Change can be daunting. Whether it is something as silly as a new haircut or something more drastic like moving to a different city. Although change can be uncomfortable, it is inevitable. As it pertains to this course, the writing community is quite familiar with change. We are currently in the late age of print. Writers still use print, however print has transcended to electronic formats such as word processors. Personally, I grew up in the 2000’s and 2010’s, an era where educators were transitioning from traditional print to digitized print. This sort of change is nothing new. For example, the switch from telegraph to email. Most people, including myself, could never imagine sending someone a telegraph. So, can we imagine a world without traditional print?
First, we must learn the term “remediation.” J.D. Applen explores remediation in his book Writing for the Web: Composing, Coding, and Constructing Web Sites. To quote Applen, “Remediation describes the shift to a newer form of media that takes some of the characteristics of a previous form, but then refashions it.” (Applen 13). The transition from telegraph to email is considered remediation. When telegraphs came into the picture, they were an instant way to send messages, no matter the distance. When emails came into the picture, they were an instant way to send messages, no matter the distance. Emails are simply a refashioned version of a telegraph. They both perform the same task, one is just more advanced and modern.
Print on Paper → Print on Screens
When print transcended onto our digital screens, this was considered remediation. However, unlike telegraphs and emails, both traditional and digitized print coexist. Telegraphs are practically obsolete in today’s world. Yet, with the creation of digitized print, traditional print is still essential.
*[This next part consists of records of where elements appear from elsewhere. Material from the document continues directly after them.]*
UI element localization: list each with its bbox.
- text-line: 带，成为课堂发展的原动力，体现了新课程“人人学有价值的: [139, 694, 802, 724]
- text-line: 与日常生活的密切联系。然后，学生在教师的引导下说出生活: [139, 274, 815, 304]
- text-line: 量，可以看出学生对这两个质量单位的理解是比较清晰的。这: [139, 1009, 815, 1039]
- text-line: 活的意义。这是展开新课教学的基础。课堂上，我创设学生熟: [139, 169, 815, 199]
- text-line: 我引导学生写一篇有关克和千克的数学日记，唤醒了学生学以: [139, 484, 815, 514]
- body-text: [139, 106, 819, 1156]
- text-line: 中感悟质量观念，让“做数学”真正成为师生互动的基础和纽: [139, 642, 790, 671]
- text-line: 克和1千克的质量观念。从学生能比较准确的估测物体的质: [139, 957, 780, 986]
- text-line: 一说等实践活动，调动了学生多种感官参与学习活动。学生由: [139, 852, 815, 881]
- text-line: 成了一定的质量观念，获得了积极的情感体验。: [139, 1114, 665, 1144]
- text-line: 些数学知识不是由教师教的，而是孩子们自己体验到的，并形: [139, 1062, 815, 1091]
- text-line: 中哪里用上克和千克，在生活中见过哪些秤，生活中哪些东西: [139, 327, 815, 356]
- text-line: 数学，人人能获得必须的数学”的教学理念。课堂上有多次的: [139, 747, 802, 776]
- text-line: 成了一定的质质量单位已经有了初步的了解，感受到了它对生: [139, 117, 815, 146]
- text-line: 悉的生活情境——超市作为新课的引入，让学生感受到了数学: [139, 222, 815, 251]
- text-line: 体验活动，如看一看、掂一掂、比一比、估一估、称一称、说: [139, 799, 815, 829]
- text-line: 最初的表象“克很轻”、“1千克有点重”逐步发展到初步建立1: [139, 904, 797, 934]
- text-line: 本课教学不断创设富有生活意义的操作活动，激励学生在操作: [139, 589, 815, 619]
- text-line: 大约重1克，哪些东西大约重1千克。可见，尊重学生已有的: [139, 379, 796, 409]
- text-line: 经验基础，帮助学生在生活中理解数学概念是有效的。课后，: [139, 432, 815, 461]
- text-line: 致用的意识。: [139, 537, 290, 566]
Both forms of print bring unique advantages and disadvantage to the table. For example, digitized print is easily accessible. This is important when conducting research. We have access to a plethora of information at the click of a button. Not to mention, new technology allows us to archive historical documents, literature, etc. That being said, Applen notes that, “When one relies on retrieving information from a screen as opposed to going to a library, our sense of ‘historical perspective’ is flattened (Birkerts 129).” (Applen 20). The way libraries are set up allows visitors to experience many eras of history first hand. The countless stacks of books and documents represent just how vast human history is. I would say that traditional print brings a sort of humanness to print.
There are countless other examples of the pros and cons of both traditional and digitized print. Nevertheless, the examples listed above prove that traditional print is not going anywhere, any time soon. Going into this article, I was worried that I would be faced with the possibility of traditional print making it’s way out the door. However, I found comfort in learning that traditional print is not going out of fashion. I hope you found comfort in this finding as well.